Sidebar: It’s not that I don’t love the shit out of you all, but every time you saw me at a con this year, I was in agonizing pain and my body was falling apart. If I seemed inattentive or avoiding socializing, exhausted or just plain weird, it was costing me everything physically and mentally just to keep making my panels. That’s before we go into the social anxiety disorder they’re still trying to figure out how to treat.
Years of pain don’t make me unique.

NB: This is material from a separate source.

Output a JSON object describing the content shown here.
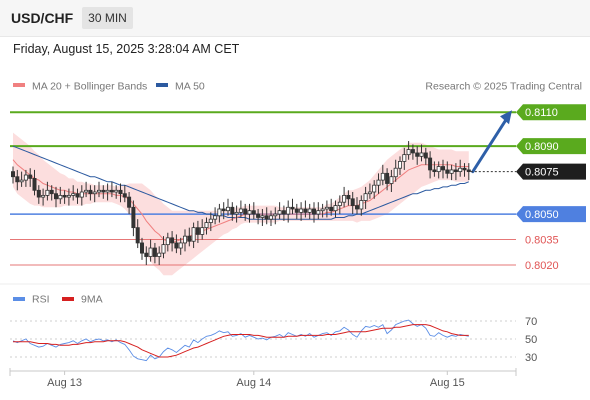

Being at risk and taking medication daily to improve my chances of not having another stroke or attempting suicide again don’t make me unique. Neither does doing my damndest to cover it up. We are surrounded by people who are struggling, to the point that they are drowning, and we don’t even know. And I’ve been one of them.
You can still do a lot even when you don’t know people near you are hurting. Learn a few crisis line numbers. Keep NAMI or NEDA saved in your bookmarks. Regularly remind your friends that it is okay to talk to people about their feelings, or problems, even when they’re not sure any of it makes sense outside their head. Ask people about how they’re doing, and be open when you can about how you’re doing, on good days and on bad days. People who are struggling and actively looking for someone, anyone to talk to, will see those things. All of them are positive indications that they won’t be shunned for admitting vulnerability, fear, or pain. It’s not worth the risks of opening up unless the people around us seem safe to do so with.